EHRM legt voorlopige maatregelen op: België moet asielzoekers voorzien van opvang en materiële bijstand

Update 22-8-2023

De Belgische Staat moet de uitspraak van de arbeidsrechtbank van Brussel uitvoeren en de verzoeker van internationale bescherming (VIB) onderdak en materiële bijstand verlenen om in zijn basisbehoeften te voorzien. Dat beslist het Europees Hof voor de Rechten van de Mens (EHRM) op 31 oktober 2022. Op 15 november 2022 legt het EHRM in een andere vergelijkbare zaak van verschillende VIB opnieuw voorlopige maatregelen op. Op 18 juli 2023 veroordeelde het EHRM België ook ten gronde in deze zaak.

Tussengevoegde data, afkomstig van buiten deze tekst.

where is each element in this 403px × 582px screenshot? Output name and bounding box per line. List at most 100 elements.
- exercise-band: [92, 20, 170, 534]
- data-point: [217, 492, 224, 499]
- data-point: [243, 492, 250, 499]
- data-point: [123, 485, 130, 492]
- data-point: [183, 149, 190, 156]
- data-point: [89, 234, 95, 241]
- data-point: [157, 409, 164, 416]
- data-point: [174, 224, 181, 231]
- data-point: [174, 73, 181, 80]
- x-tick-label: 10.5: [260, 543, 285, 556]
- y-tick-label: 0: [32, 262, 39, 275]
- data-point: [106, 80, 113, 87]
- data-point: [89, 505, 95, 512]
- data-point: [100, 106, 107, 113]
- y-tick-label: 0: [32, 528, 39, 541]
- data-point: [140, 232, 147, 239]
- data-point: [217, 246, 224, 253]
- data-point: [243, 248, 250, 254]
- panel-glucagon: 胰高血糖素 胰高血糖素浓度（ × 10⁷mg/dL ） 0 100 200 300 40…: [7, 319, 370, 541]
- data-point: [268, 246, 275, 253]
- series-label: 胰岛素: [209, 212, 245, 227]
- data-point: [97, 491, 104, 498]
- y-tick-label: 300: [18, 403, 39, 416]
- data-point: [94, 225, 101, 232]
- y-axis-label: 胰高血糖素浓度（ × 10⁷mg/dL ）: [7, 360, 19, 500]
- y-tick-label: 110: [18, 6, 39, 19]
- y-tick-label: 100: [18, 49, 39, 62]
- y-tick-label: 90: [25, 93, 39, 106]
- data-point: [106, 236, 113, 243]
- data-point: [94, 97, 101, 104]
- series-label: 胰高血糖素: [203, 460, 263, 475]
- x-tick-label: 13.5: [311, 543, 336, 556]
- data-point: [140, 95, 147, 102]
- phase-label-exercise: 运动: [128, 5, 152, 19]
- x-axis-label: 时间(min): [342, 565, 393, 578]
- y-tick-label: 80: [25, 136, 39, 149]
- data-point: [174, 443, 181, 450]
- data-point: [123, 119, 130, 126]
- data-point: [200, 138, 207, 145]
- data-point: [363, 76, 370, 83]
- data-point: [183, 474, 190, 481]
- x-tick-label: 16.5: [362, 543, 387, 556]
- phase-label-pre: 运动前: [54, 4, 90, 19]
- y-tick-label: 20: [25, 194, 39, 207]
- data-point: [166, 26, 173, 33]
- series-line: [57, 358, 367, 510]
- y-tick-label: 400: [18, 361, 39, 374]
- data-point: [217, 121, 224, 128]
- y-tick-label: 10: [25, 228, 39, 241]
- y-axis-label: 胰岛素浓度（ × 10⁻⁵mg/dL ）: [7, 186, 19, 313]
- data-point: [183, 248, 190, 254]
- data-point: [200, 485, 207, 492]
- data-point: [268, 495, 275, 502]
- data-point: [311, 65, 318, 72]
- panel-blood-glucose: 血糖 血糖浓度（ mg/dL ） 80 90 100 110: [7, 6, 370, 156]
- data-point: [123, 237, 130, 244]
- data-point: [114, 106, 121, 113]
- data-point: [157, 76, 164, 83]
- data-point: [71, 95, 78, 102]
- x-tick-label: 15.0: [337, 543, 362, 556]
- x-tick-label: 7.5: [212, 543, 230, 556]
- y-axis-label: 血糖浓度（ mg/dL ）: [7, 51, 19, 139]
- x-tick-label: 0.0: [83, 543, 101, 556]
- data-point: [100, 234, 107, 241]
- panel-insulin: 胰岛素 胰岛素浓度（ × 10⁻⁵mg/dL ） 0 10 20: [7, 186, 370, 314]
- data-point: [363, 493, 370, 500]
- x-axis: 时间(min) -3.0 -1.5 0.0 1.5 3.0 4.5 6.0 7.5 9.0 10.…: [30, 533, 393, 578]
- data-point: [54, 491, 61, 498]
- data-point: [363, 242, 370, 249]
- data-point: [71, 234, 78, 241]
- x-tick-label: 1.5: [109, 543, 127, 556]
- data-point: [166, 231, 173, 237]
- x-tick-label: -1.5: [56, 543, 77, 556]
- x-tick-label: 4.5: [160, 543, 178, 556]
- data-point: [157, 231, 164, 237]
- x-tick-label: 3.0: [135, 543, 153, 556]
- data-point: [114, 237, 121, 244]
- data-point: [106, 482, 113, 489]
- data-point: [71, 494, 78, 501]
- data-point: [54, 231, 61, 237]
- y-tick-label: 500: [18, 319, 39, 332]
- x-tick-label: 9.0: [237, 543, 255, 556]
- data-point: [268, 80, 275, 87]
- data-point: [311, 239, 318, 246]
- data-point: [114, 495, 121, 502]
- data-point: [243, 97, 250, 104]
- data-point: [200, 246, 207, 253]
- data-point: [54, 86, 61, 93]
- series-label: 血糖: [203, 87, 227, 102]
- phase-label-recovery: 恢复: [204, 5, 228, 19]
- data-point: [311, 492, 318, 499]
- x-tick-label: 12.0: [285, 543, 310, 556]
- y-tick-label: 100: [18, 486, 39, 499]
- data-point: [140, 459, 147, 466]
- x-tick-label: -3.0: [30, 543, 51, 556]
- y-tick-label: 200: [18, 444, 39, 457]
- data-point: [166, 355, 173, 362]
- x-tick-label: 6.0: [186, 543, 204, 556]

Fedasil biedt geen opvang aan ondanks herhaaldelijke vraag om opvang en veroordeling arbeidsrechtbank Brussel

Een Guinese verzoeker om internationale bescherming (VIB) vraagt op 15 juli 2022 internationale bescherming. Fedasil wijst hem geen plaats in een opvangvoorziening toe en de man komt op straat terecht. De man dient een beroep in bij de arbeidsrechtbank. Op 22 juli 2022 oordeelt de arbeidsrechtbank dat de verzoeker opvang moet krijgen in een opvangcentrum, een hotel of een andere geschikte voorziening. Fedasil geeft geen gevolg aan de uitspraak van de rechtbank en gaat niet in op verschillende verzoeken om hem toch opvang te geven.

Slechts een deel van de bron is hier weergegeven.